Quais os principais subtipos de pessoas com obesidade?
Podemos fazer uma primeira distinção em dois grandes grupos de pessoas com obesidade: as com metabolismo dentro do esperado ou com poucas alterações em seus exames de colesterol, de glicose e de hipertensão, e as com metabolismo não saudável. Há ainda indivíduos que estão com pouco sobrepeso, mas apresentam comorbidades importantes.

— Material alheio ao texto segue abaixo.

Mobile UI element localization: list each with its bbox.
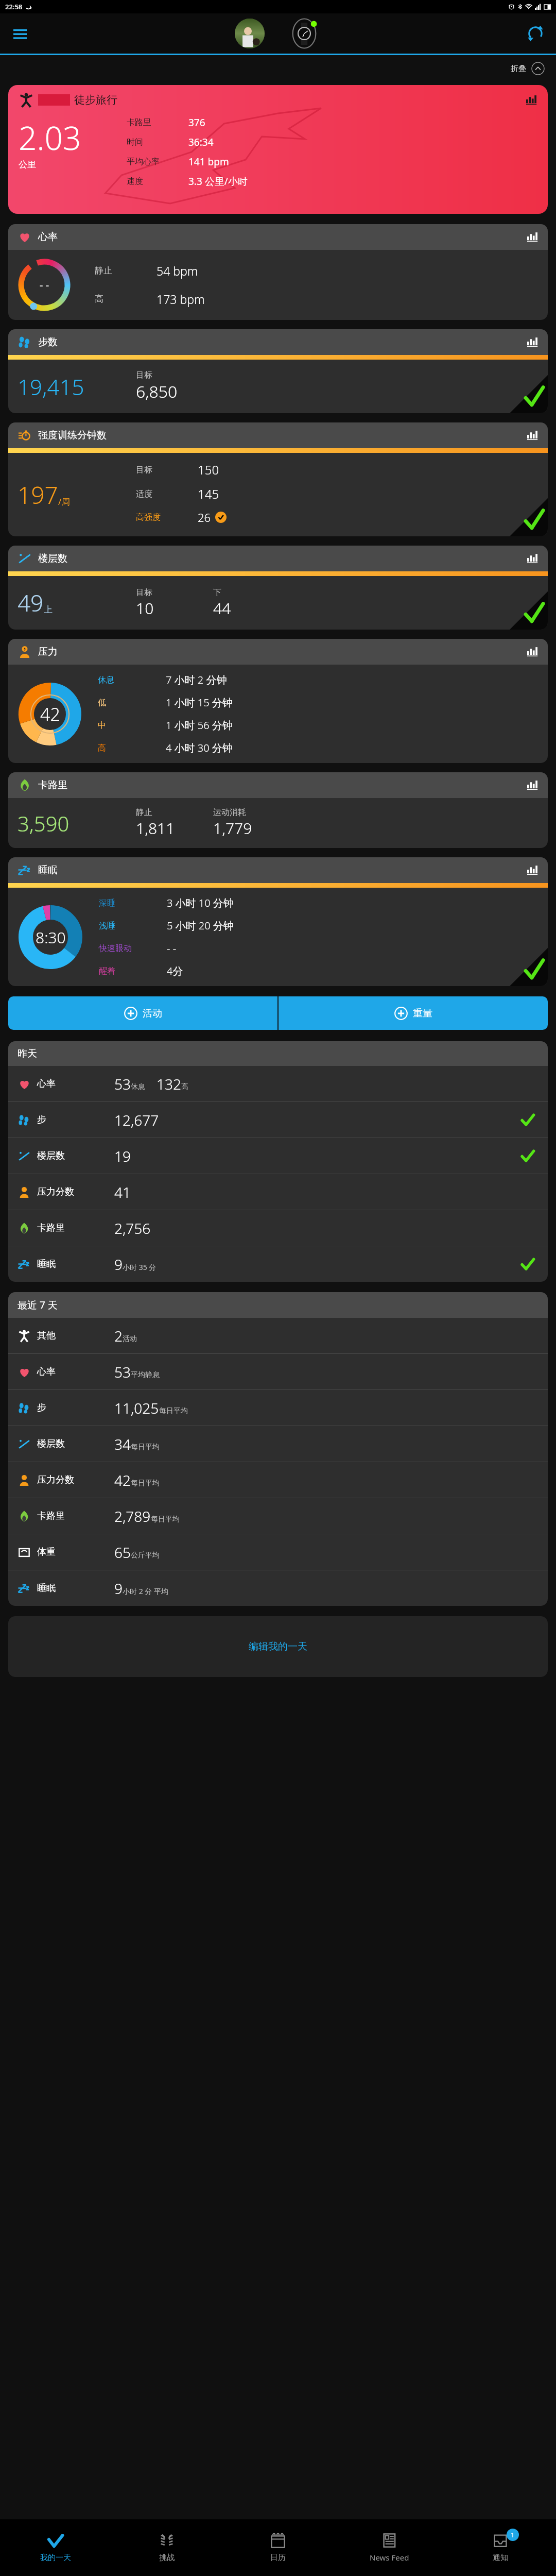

É o sujeito que ganhou uma barriguinha, mas já tem gordura no fígado e pode vir a ter cirrose. Há, por fim, pessoas que apresentam somente gordura sob a pele, mas não alterações metabólicas. Portanto, a abordagem para controle da obesidade tem que ir muito além da mera questão da balança ou do fator estético. O tratamento do futuro terá de se concentrar primeiramente em transformar as pessoas que têm pouca obesidade, mas muitas comorbidades, em indivíduos que só terão problemas graves de saúde se ganharem peso em excesso.

Esses novos medicamentos já produzem algum impacto no controle da chamada epidemia mundial de obesidade?
O impacto é muito pequeno na epidemia de obesidade. Mas a existência desses remédios e a notoriedade que eles adquiriram trazem à tona muitas das questões que discutimos em nosso Cepid. Eles podem ser usados como uma motivação para falarmos de temas que normalmente não ganham muito espaço na mídia e não despertam tanta atenção na sociedade. Hoje vivemos em um ambiente obesogênico, que favorece o ganho de peso, devido ao sedentarismo e ao consumo de alimentos ultraprocessados. Muitas pessoas, até da classe médica, ainda não entenderam que a obesidade é uma doença crônica que causa problemas à saúde. Daqui a uns cinco anos, acho que teremos à disposição remédios ainda mais seletivos que os análogos do GLP-1. Serão fármacos capazes de atuar no controle da produção de certos tipos de gorduras, como a visceral, que se concentra no abdômen e é prejudicial à saúde. Ao lado das demais medidas de saúde pública, eles serão importantes no combate à epidemia de obesidade.